An oddly-shaped shadow fell across the table, and Han instinctively dropped a hand to his weapon.
"He's not coming."
He looked up to find Billey there, alone. "This is unexpected..."
"He's not coming," Billey said again, "but I thought you and I might have a talk instead." There was a pointed silence. "Well, offer an old man a drink already."
Han signaled the bartender to bring another whiskey. "It's been a long time."
"That it has. Before that stunt of yours at Yavin, certainly."
"Hey, I helped saved the galaxy."
"Temporarily, anyway," Billey said dryly.
"So, Karrde isn't coming." Han cradled his glass in his hands. "He sent you instead?"
"He didn't. He's... unavailable. I got the message directly."
"You two working together again? I thought you were retired."

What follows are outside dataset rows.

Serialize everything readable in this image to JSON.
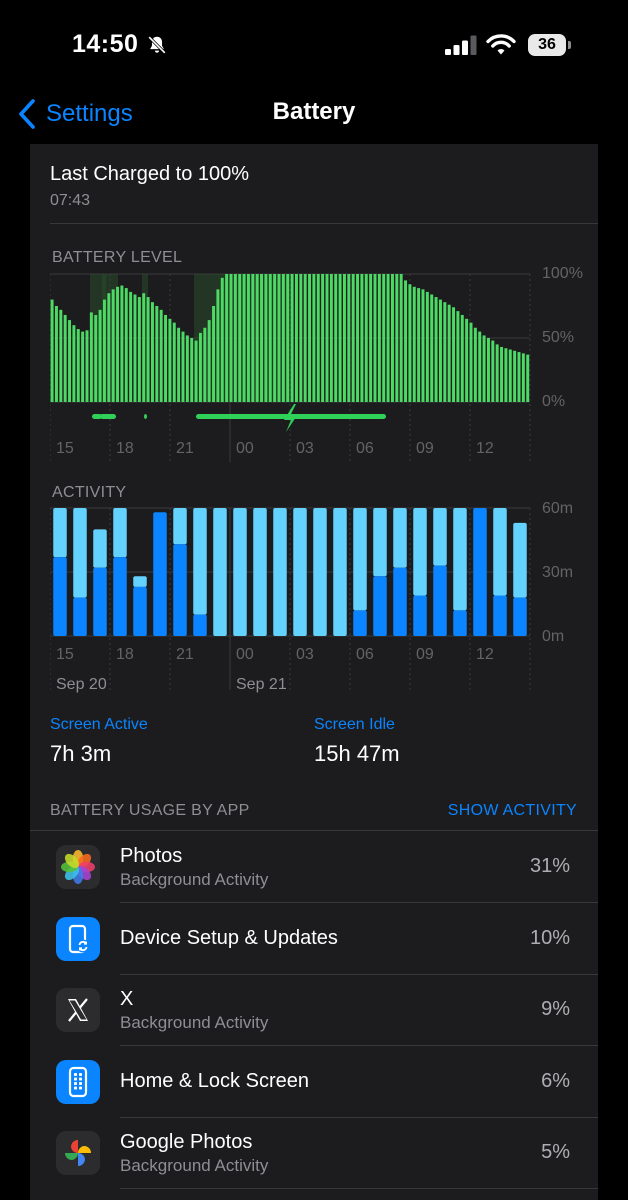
{
  "status_bar": {
    "time": "14:50",
    "battery_level": "36"
  },
  "nav": {
    "back_label": "Settings",
    "title": "Battery"
  },
  "last_charged": {
    "title": "Last Charged to 100%",
    "time": "07:43"
  },
  "battery_level_chart": {
    "heading": "BATTERY LEVEL",
    "y_ticks": [
      "100%",
      "50%",
      "0%"
    ],
    "x_ticks": [
      "15",
      "18",
      "21",
      "00",
      "03",
      "06",
      "09",
      "12"
    ],
    "bar_color": "#4cd964",
    "charge_color": "#30d158",
    "charging_segments": [
      [
        2,
        3
      ],
      [
        2.5,
        3.5
      ],
      [
        6,
        16
      ]
    ],
    "charging_icon": "bolt-icon",
    "chart_data": {
      "type": "bar",
      "ylabel": "",
      "ylim": [
        0,
        100
      ],
      "values": [
        80,
        75,
        72,
        68,
        64,
        60,
        57,
        55,
        56,
        70,
        68,
        72,
        80,
        85,
        88,
        90,
        91,
        89,
        86,
        84,
        82,
        85,
        82,
        78,
        75,
        72,
        68,
        65,
        62,
        58,
        55,
        52,
        50,
        48,
        54,
        58,
        64,
        75,
        88,
        97,
        100,
        100,
        100,
        100,
        100,
        100,
        100,
        100,
        100,
        100,
        100,
        100,
        100,
        100,
        100,
        100,
        100,
        100,
        100,
        100,
        100,
        100,
        100,
        100,
        100,
        100,
        100,
        100,
        100,
        100,
        100,
        100,
        100,
        100,
        100,
        100,
        100,
        100,
        100,
        100,
        100,
        95,
        92,
        90,
        89,
        88,
        86,
        84,
        82,
        80,
        78,
        76,
        74,
        71,
        68,
        65,
        62,
        58,
        55,
        52,
        50,
        48,
        45,
        43,
        42,
        41,
        40,
        39,
        38,
        37
      ]
    }
  },
  "activity_chart": {
    "heading": "ACTIVITY",
    "y_ticks": [
      "60m",
      "30m",
      "0m"
    ],
    "x_ticks": [
      "15",
      "18",
      "21",
      "00",
      "03",
      "06",
      "09",
      "12"
    ],
    "date_labels": [
      "Sep 20",
      "Sep 21"
    ],
    "active_color": "#0a84ff",
    "idle_color": "#64d2ff",
    "chart_data": {
      "type": "bar",
      "categories": [
        "15",
        "16",
        "17",
        "18",
        "19",
        "20",
        "21",
        "22",
        "23",
        "00",
        "01",
        "02",
        "03",
        "04",
        "05",
        "06",
        "07",
        "08",
        "09",
        "10",
        "11",
        "12",
        "13",
        "14"
      ],
      "series": [
        {
          "name": "Screen Active",
          "values": [
            37,
            18,
            32,
            37,
            23,
            58,
            43,
            10,
            0,
            0,
            0,
            0,
            0,
            0,
            0,
            12,
            28,
            32,
            19,
            33,
            12,
            60,
            19,
            18
          ]
        },
        {
          "name": "Screen Idle",
          "values": [
            23,
            42,
            18,
            23,
            5,
            0,
            17,
            50,
            60,
            60,
            60,
            60,
            60,
            60,
            60,
            48,
            32,
            28,
            41,
            27,
            48,
            0,
            41,
            35
          ]
        }
      ],
      "ylim": [
        0,
        60
      ]
    }
  },
  "screen_stats": {
    "active_label": "Screen Active",
    "active_value": "7h 3m",
    "idle_label": "Screen Idle",
    "idle_value": "15h 47m"
  },
  "usage": {
    "heading": "BATTERY USAGE BY APP",
    "show_activity": "SHOW ACTIVITY",
    "apps": [
      {
        "name": "Photos",
        "subtitle": "Background Activity",
        "percent": "31%",
        "icon": "photos-icon"
      },
      {
        "name": "Device Setup & Updates",
        "subtitle": "",
        "percent": "10%",
        "icon": "device-setup-icon"
      },
      {
        "name": "X",
        "subtitle": "Background Activity",
        "percent": "9%",
        "icon": "x-app-icon"
      },
      {
        "name": "Home & Lock Screen",
        "subtitle": "",
        "percent": "6%",
        "icon": "home-lock-icon"
      },
      {
        "name": "Google Photos",
        "subtitle": "Background Activity",
        "percent": "5%",
        "icon": "google-photos-icon"
      }
    ]
  }
}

"Semi-retired. You know how it goes."
"That I do." How many times had he resigned his commission now? He sighed. "Where is Karrde?"
Billey laughed darkly. "You wouldn't believe me if I told you." That appeared to be all he was willing to share on the subject. "So, I have to admit, Solo, I'm curious."
"And that's why you showed up. You just had to know, huh?" Billey had always been like that, maybe that was where Karrde got it from – birds of a feather.
He shrugged. "It was an unusual enough request that it seemed worth the risk."
Han did some quick mental arithmetic on the risk/reward of trusting Billey with this. At this point, Billey was probably the closest he was going to get to Karrde himself – and it wasn't like what he had to offer was their only bargaining chip.
"I have something I think Karrde will want. I wanted to give it to him." He took a tiny silver datacard from one pocket and held it up.
"How charitable of you," Billey said, sounding suspicious. Then, "What is this?"
"A peace offering. I had to pull some strings to get it."
"But what is it?" Billey asked.
Han shook his head, handing it over. "I think it's an apology."